À une centaine de toises, tiré par deux choupins, un véhicule bâché surgit de l’abri des arbres. Précédant l’attelage de plusieurs pas, un homme s’avançait, éclairé par la lune qui chapeautait sa tête chauve. Il était de haute taille et d’une cadavérique maigreur. Ses vêtements – un long surplis noir qui corsetait sa poitrine – étaient ceux d’un étranger. À en juger par la poussière qui farinait ses traits, il avait dû marcher longtemps dans la savane. Plus il s’approchait et plus Anne avait peur. Elle aurait pu lui tourner le dos et s’enfuir mais demeurait étrangement clouée au sol. Il vint à elle en souriant d’un sourire qui était plaqué et comme peint sur son visage.
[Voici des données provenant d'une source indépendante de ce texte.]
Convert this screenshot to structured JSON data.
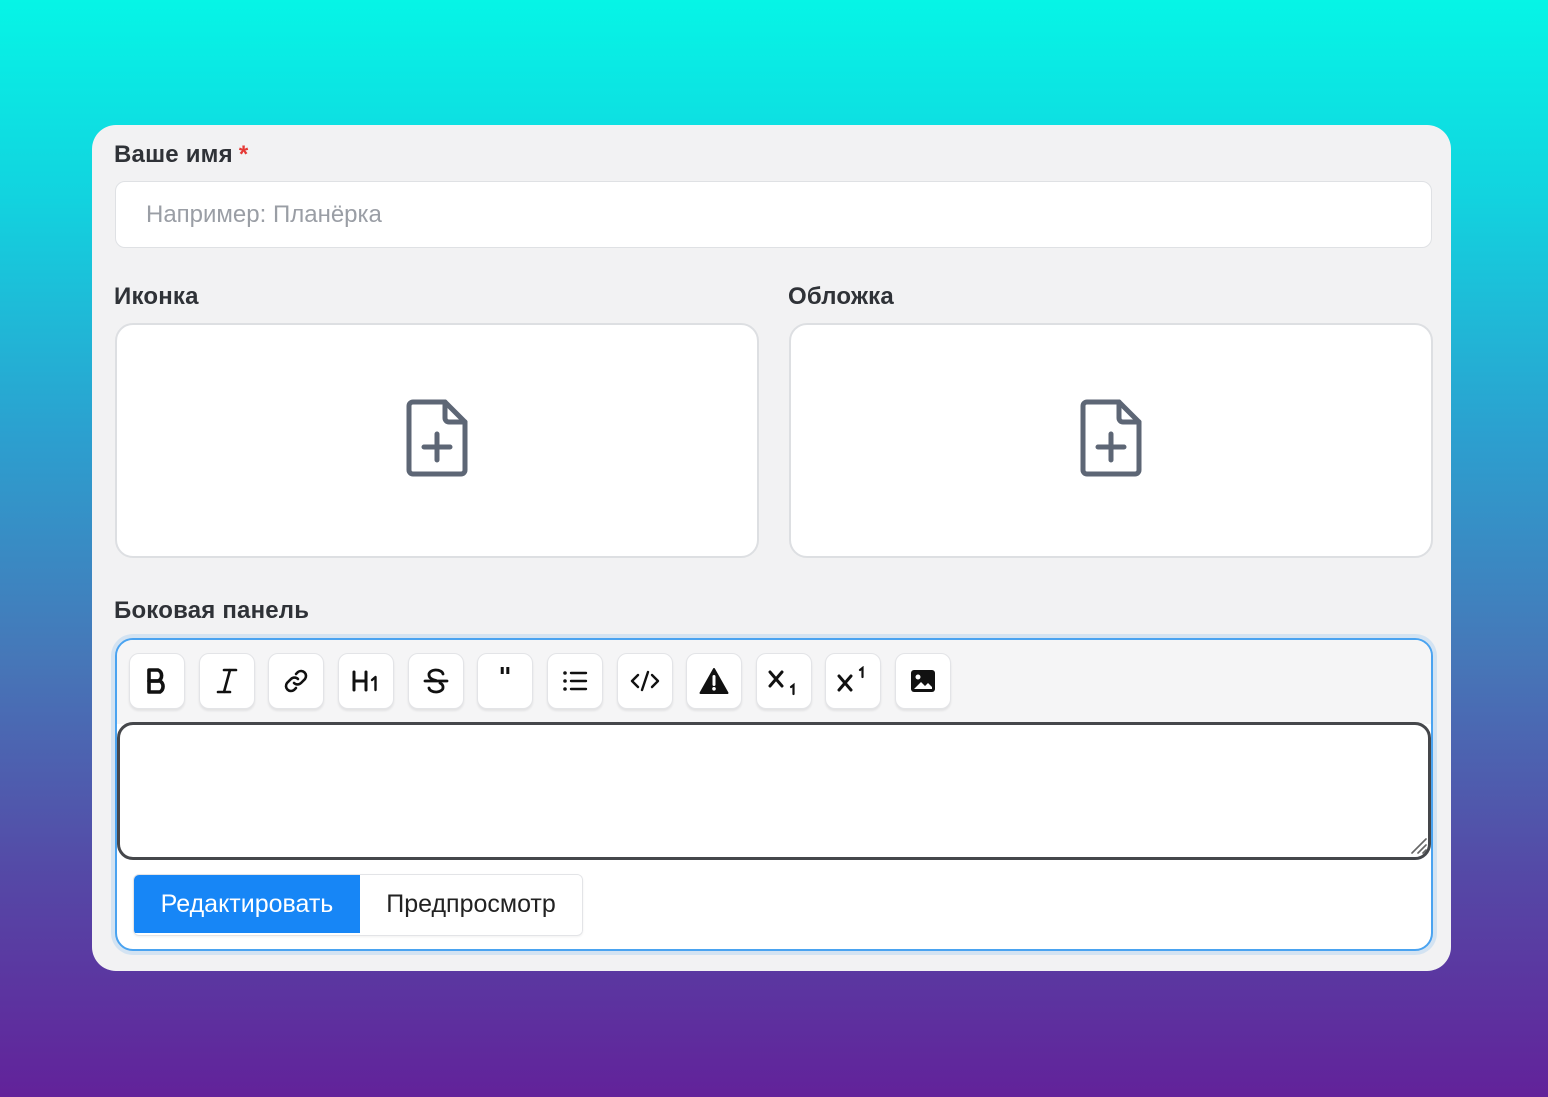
{
  "form": {
    "name_label": "Ваше имя",
    "required_mark": "*",
    "name_placeholder": "Например: Планёрка",
    "name_value": "",
    "icon_label": "Иконка",
    "cover_label": "Обложка",
    "sidebar_label": "Боковая панель"
  },
  "icons": {
    "dropzone": "file-plus-icon"
  },
  "toolbar": {
    "quote_glyph": "\"",
    "buttons": [
      {
        "name": "bold",
        "icon": "bold-icon"
      },
      {
        "name": "italic",
        "icon": "italic-icon"
      },
      {
        "name": "link",
        "icon": "link-icon"
      },
      {
        "name": "heading",
        "icon": "heading-icon"
      },
      {
        "name": "strikethrough",
        "icon": "strikethrough-icon"
      },
      {
        "name": "quote",
        "icon": "quote-icon"
      },
      {
        "name": "bulleted-list",
        "icon": "list-icon"
      },
      {
        "name": "code",
        "icon": "code-icon"
      },
      {
        "name": "warning",
        "icon": "warning-icon"
      },
      {
        "name": "subscript",
        "icon": "subscript-icon"
      },
      {
        "name": "superscript",
        "icon": "superscript-icon"
      },
      {
        "name": "image",
        "icon": "image-icon"
      }
    ]
  },
  "editor": {
    "content": ""
  },
  "tabs": {
    "edit": "Редактировать",
    "preview": "Предпросмотр",
    "active": "edit"
  },
  "colors": {
    "accent": "#1786f6",
    "required": "#e53935",
    "focus_border": "#4aa3f0",
    "icon_gray": "#5d6675"
  }
}
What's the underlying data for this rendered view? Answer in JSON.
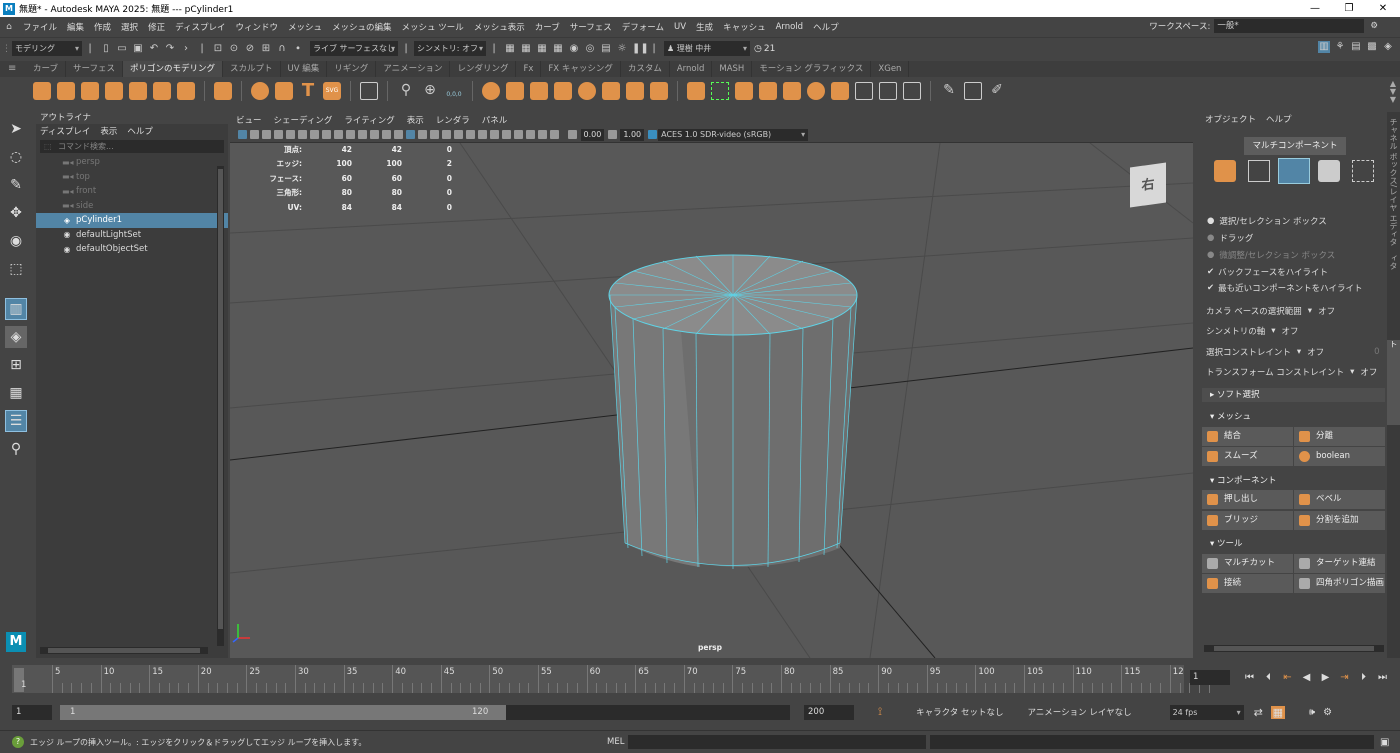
{
  "window": {
    "title": "無題* - Autodesk MAYA 2025: 無題  ---  pCylinder1",
    "app_icon": "M"
  },
  "menu": [
    "ファイル",
    "編集",
    "作成",
    "選択",
    "修正",
    "ディスプレイ",
    "ウィンドウ",
    "メッシュ",
    "メッシュの編集",
    "メッシュ ツール",
    "メッシュ表示",
    "カーブ",
    "サーフェス",
    "デフォーム",
    "UV",
    "生成",
    "キャッシュ",
    "Arnold",
    "ヘルプ"
  ],
  "workspace": {
    "label": "ワークスペース:",
    "value": "一般*"
  },
  "status_line": {
    "mode": "モデリング",
    "live": "ライブ  サーフェスなし",
    "symmetry": "シンメトリ: オフ",
    "user": "理樹 中井",
    "notifications": "21"
  },
  "shelf_tabs": [
    "カーブ",
    "サーフェス",
    "ポリゴンのモデリング",
    "スカルプト",
    "UV 編集",
    "リギング",
    "アニメーション",
    "レンダリング",
    "Fx",
    "FX キャッシング",
    "カスタム",
    "Arnold",
    "MASH",
    "モーション グラフィックス",
    "XGen"
  ],
  "shelf_active": "ポリゴンのモデリング",
  "shelf_text_icons": {
    "text_tool": "T",
    "svg_tool": "SVG",
    "coord": "0,0,0"
  },
  "outliner": {
    "title": "アウトライナ",
    "menu": [
      "ディスプレイ",
      "表示",
      "ヘルプ"
    ],
    "search_placeholder": "コマンド検索...",
    "items": [
      {
        "label": "persp",
        "icon": "camera-icon",
        "dim": true
      },
      {
        "label": "top",
        "icon": "camera-icon",
        "dim": true
      },
      {
        "label": "front",
        "icon": "camera-icon",
        "dim": true
      },
      {
        "label": "side",
        "icon": "camera-icon",
        "dim": true
      },
      {
        "label": "pCylinder1",
        "icon": "mesh-icon",
        "selected": true
      },
      {
        "label": "defaultLightSet",
        "icon": "set-icon"
      },
      {
        "label": "defaultObjectSet",
        "icon": "set-icon"
      }
    ]
  },
  "viewport": {
    "menu": [
      "ビュー",
      "シェーディング",
      "ライティング",
      "表示",
      "レンダラ",
      "パネル"
    ],
    "exposure": "0.00",
    "gamma": "1.00",
    "colorspace": "ACES 1.0 SDR-video (sRGB)",
    "camera": "persp",
    "viewcube": "右",
    "hud": [
      {
        "label": "頂点:",
        "a": "42",
        "b": "42",
        "c": "0"
      },
      {
        "label": "エッジ:",
        "a": "100",
        "b": "100",
        "c": "2"
      },
      {
        "label": "フェース:",
        "a": "60",
        "b": "60",
        "c": "0"
      },
      {
        "label": "三角形:",
        "a": "80",
        "b": "80",
        "c": "0"
      },
      {
        "label": "UV:",
        "a": "84",
        "b": "84",
        "c": "0"
      }
    ]
  },
  "modeling_toolkit": {
    "menu": [
      "オブジェクト",
      "ヘルプ"
    ],
    "multi_component": "マルチコンポーネント",
    "options": {
      "select_box": "選択/セレクション ボックス",
      "drag": "ドラッグ",
      "tweak": "微調整/セレクション ボックス",
      "backface": "バックフェースをハイライト",
      "nearest": "最も近いコンポーネントをハイライト"
    },
    "camera_based": {
      "label": "カメラ ベースの選択範囲",
      "value": "オフ"
    },
    "symmetry_axis": {
      "label": "シンメトリの軸",
      "value": "オフ"
    },
    "select_constraint": {
      "label": "選択コンストレイント",
      "value": "オフ",
      "num": "0"
    },
    "transform_constraint": {
      "label": "トランスフォーム コンストレイント",
      "value": "オフ"
    },
    "soft_select": "ソフト選択",
    "mesh_section": "メッシュ",
    "mesh_buttons": [
      "結合",
      "分離",
      "スムーズ",
      "boolean"
    ],
    "component_section": "コンポーネント",
    "component_buttons": [
      "押し出し",
      "ベベル",
      "ブリッジ",
      "分割を追加"
    ],
    "tool_section": "ツール",
    "tool_buttons": [
      "マルチカット",
      "ターゲット連結",
      "接続",
      "四角ポリゴン描画"
    ]
  },
  "side_tabs": [
    "チャネル ボックス/レイヤ エディタ",
    "アトリビュート エディタ",
    "モデリング ツールキット"
  ],
  "timeline": {
    "ticks": [
      "1",
      "5",
      "10",
      "15",
      "20",
      "25",
      "30",
      "35",
      "40",
      "45",
      "50",
      "55",
      "60",
      "65",
      "70",
      "75",
      "80",
      "85",
      "90",
      "95",
      "100",
      "105",
      "110",
      "115",
      "12"
    ],
    "current": "1"
  },
  "range": {
    "start": "1",
    "inner_start": "1",
    "inner_end": "120",
    "end": "200",
    "char_set": "キャラクタ セットなし",
    "anim_layer": "アニメーション レイヤなし",
    "fps": "24 fps"
  },
  "help": {
    "text": "エッジ ループの挿入ツール。: エッジをクリック＆ドラッグしてエッジ ループを挿入します。",
    "mel": "MEL"
  },
  "maya_logo": "M",
  "colors": {
    "accent": "#5285a6",
    "shelf_orange": "#e0924a",
    "wire": "#5fd3e6"
  }
}
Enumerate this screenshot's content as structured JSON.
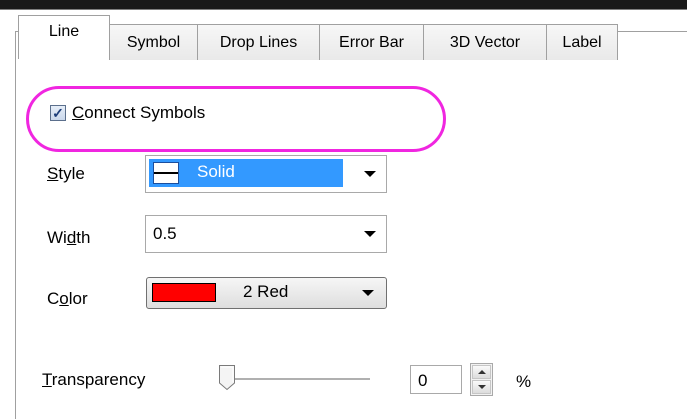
{
  "tabs": [
    {
      "label": "Line",
      "active": true
    },
    {
      "label": "Symbol",
      "active": false
    },
    {
      "label": "Drop Lines",
      "active": false
    },
    {
      "label": "Error Bar",
      "active": false
    },
    {
      "label": "3D Vector",
      "active": false
    },
    {
      "label": "Label",
      "active": false
    }
  ],
  "connect_symbols": {
    "label_prefix": "C",
    "label_rest": "onnect Symbols",
    "checked": true
  },
  "style": {
    "label_prefix": "S",
    "label_rest": "tyle",
    "value": "Solid"
  },
  "width": {
    "label_pre": "Wi",
    "label_mnemonic": "d",
    "label_post": "th",
    "value": "0.5"
  },
  "color": {
    "label_pre": "C",
    "label_mnemonic": "o",
    "label_post": "lor",
    "value": "2 Red",
    "swatch": "#ff0000"
  },
  "transparency": {
    "label_prefix": "T",
    "label_rest": "ransparency",
    "value": "0",
    "unit": "%",
    "slider_level": 0
  },
  "colors": {
    "highlight": "#f026e0",
    "selection": "#3399ff"
  }
}
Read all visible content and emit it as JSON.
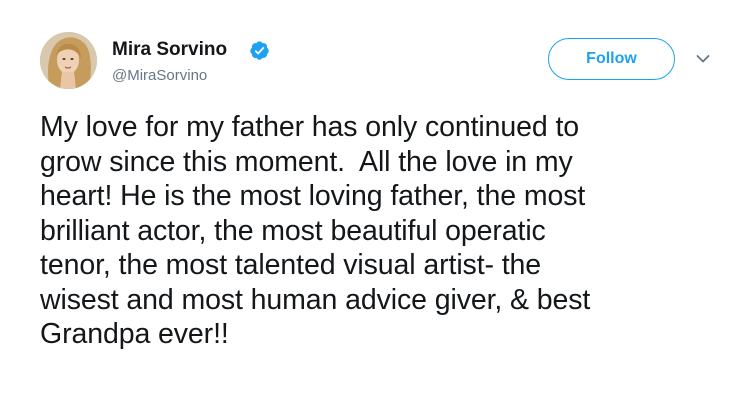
{
  "tweet": {
    "author": {
      "display_name": "Mira Sorvino",
      "handle": "@MiraSorvino",
      "verified": true,
      "avatar_icon": "profile-photo"
    },
    "follow_label": "Follow",
    "menu_icon": "chevron-down-icon",
    "text_lines": [
      "My love for my father has only continued to",
      "grow since this moment.  All the love in my",
      "heart! He is the most loving father, the most",
      "brilliant actor, the most beautiful operatic",
      "tenor, the most talented visual artist- the",
      "wisest and most human advice giver, & best",
      "Grandpa ever!!"
    ]
  },
  "colors": {
    "accent": "#1da1f2",
    "text": "#14171a",
    "secondary_text": "#657786",
    "chevron": "#657786"
  }
}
Quand il fut arrivé à sa hauteur il s’arrêta et se mit à l’examiner silencieusement en se frottant les mains. Il avait des yeux qui pétillaient d’un feu glacé au fond de leurs orbites, des lèvres si minces qu’elles étaient imperceptibles, un menton osseux qui se terminait en pointe. Large au niveau des pommettes qu’il avait proéminentes, son visage était triangulaire comme la tête d’un insecte.
— Qui… Qui êtes-vous ? Que me voulez-vous ? dit Anne en ne reconnaissant pas sa propre voix.